Travis CI
Travis CI is a hosted continuous integration service tied closely to GitHub (historically the default for OSS .travis.yml builds). We assess it for legacy repos only. New pipelines should land on GitHub Actions unless a contract or org mandate says otherwise.
Blurb
Travis CI is a hosted continuous integration service used to build and test software projects hosted on GitHub and other providers.
Summary
Role: Continuous Integration on push and pull request via .travis.yml; optional deploy stages for Continuous Delivery to cloud or static hosts.

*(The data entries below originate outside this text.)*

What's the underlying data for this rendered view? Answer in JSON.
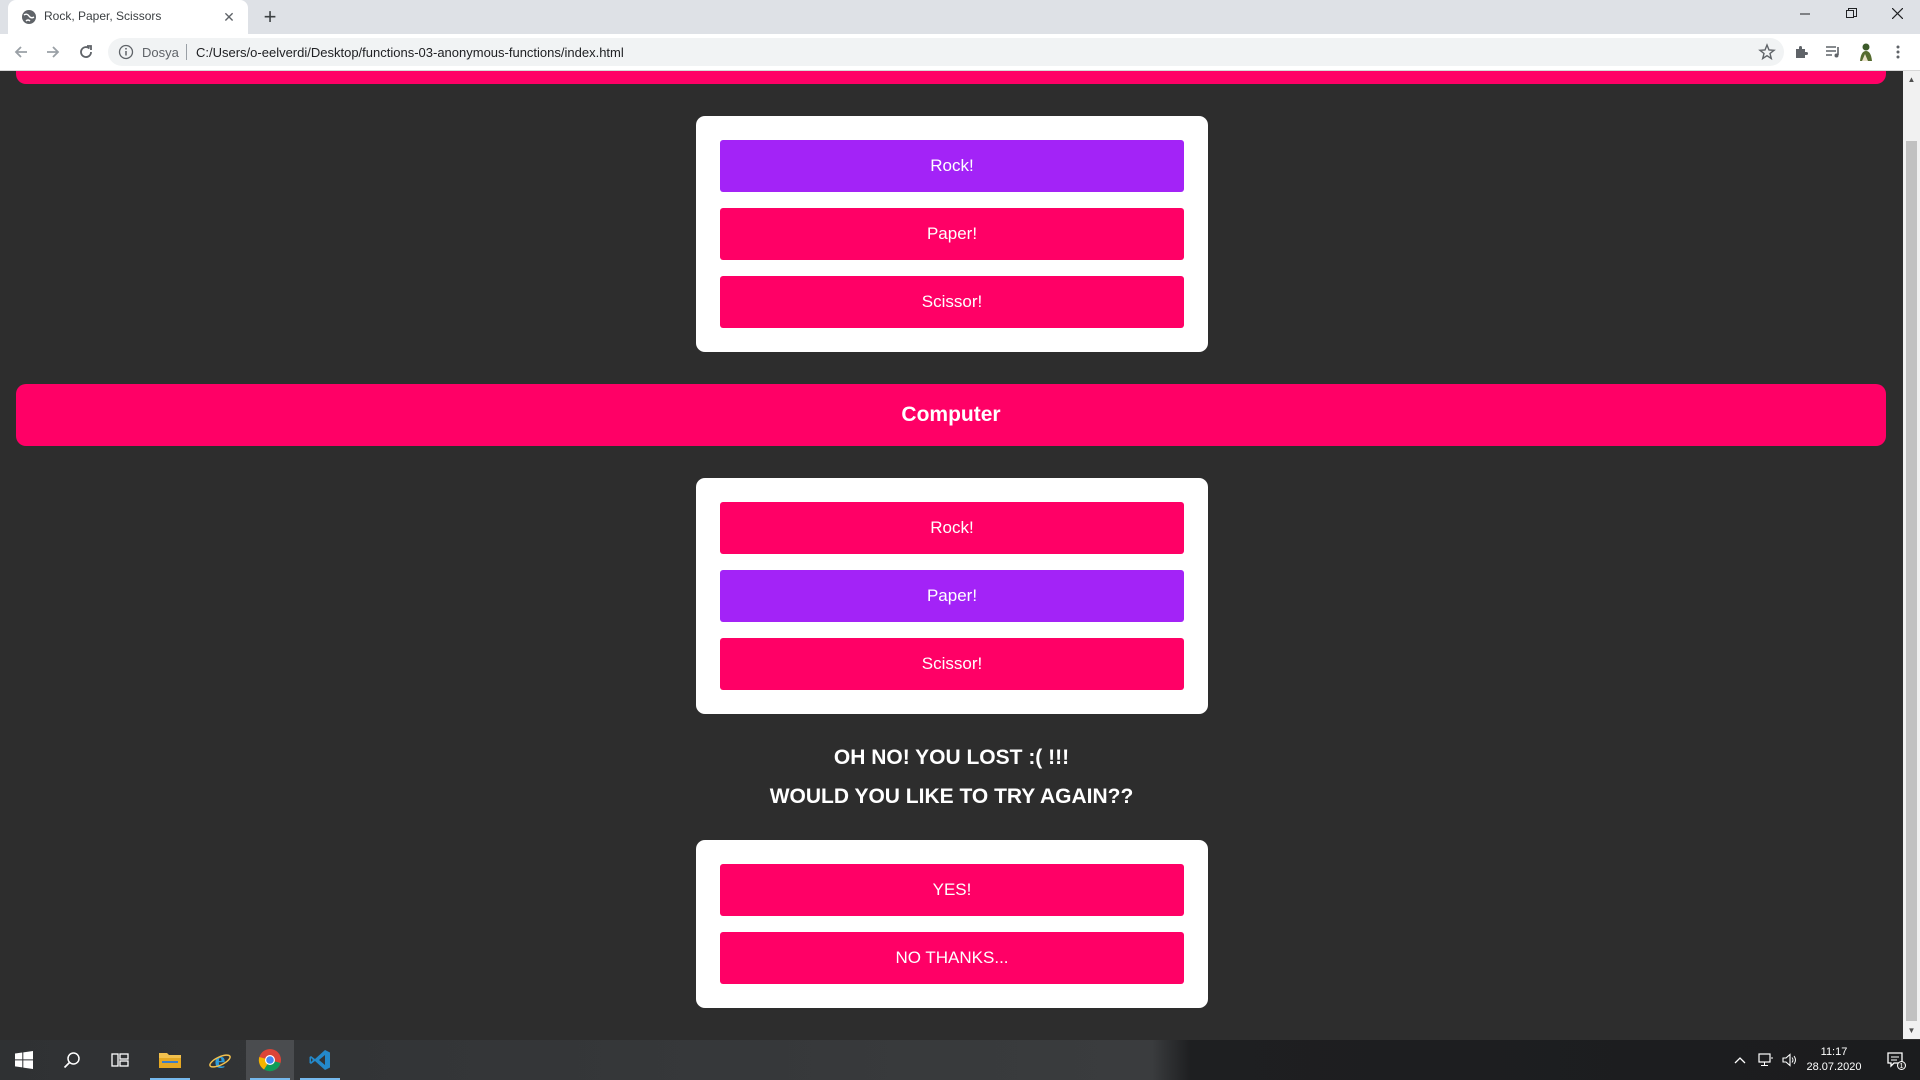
{
  "browser": {
    "tab_title": "Rock, Paper, Scissors",
    "tab_close": "✕",
    "new_tab": "+",
    "scheme_label": "Dosya",
    "url": "C:/Users/o-eelverdi/Desktop/functions-03-anonymous-functions/index.html"
  },
  "player_choices": {
    "rock": "Rock!",
    "paper": "Paper!",
    "scissor": "Scissor!",
    "selected": "rock"
  },
  "computer": {
    "banner": "Computer",
    "rock": "Rock!",
    "paper": "Paper!",
    "scissor": "Scissor!",
    "selected": "paper"
  },
  "result": {
    "line1": "OH NO! YOU LOST :( !!!",
    "line2": "WOULD YOU LIKE TO TRY AGAIN??"
  },
  "retry": {
    "yes": "YES!",
    "no": "NO THANKS..."
  },
  "colors": {
    "accent": "#ff0066",
    "selected": "#a323f7",
    "page_bg": "#2d2d2d"
  },
  "taskbar": {
    "time": "11:17",
    "date": "28.07.2020",
    "notification_count": "1"
  }
}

When to use: an existing Travis pipeline still runs and migration cost exceeds near-term value; enterprise Travis.com matches compliance or billing requirements you cannot meet on Actions.
When to skip: new repositories; need OIDC to cloud deploys, reusable workflows, org-wide templates, or monorepo path filters (GitHub Actions and GitLab CI cover this better).
Not the same as: GitHub Actions (native GitHub workflows); Jenkins (self-hosted pet server, hold). Travis is hosted SaaS with YAML in-repo.
Details
| Topic | Notes |
|---|---|
| Config | .travis.yml at repo root; language matrix, script, before_install, optional deploy |
| History | Travis CI Org (travis-ci.org) ended free public builds; Travis.com is the supported product |
| Pricing | Paid usage-based tiers only since 2021; no standing free tier for open source |
| Secrets | Encrypted variables in Travis settings; no first-class OIDC to AWS/GCP/Azure like Actions |
| Runners | Hosted Linux/macOS/Windows workers; concurrency limits depend on plan |
| Integrations | GitHub App or OAuth; Bitbucket and Perforce on enterprise Server tier |
Migration off Travis: use GitHub Actions Importer for a dry-run, or hand-port matrix jobs to .github/workflows/*.yml. Remove .travis.yml and rotate any secrets that lived only in Travis.
Practices for legacy repos: pin base images; avoid long-lived cloud keys in Travis vars; set a migration deadline when credits or contract terms end.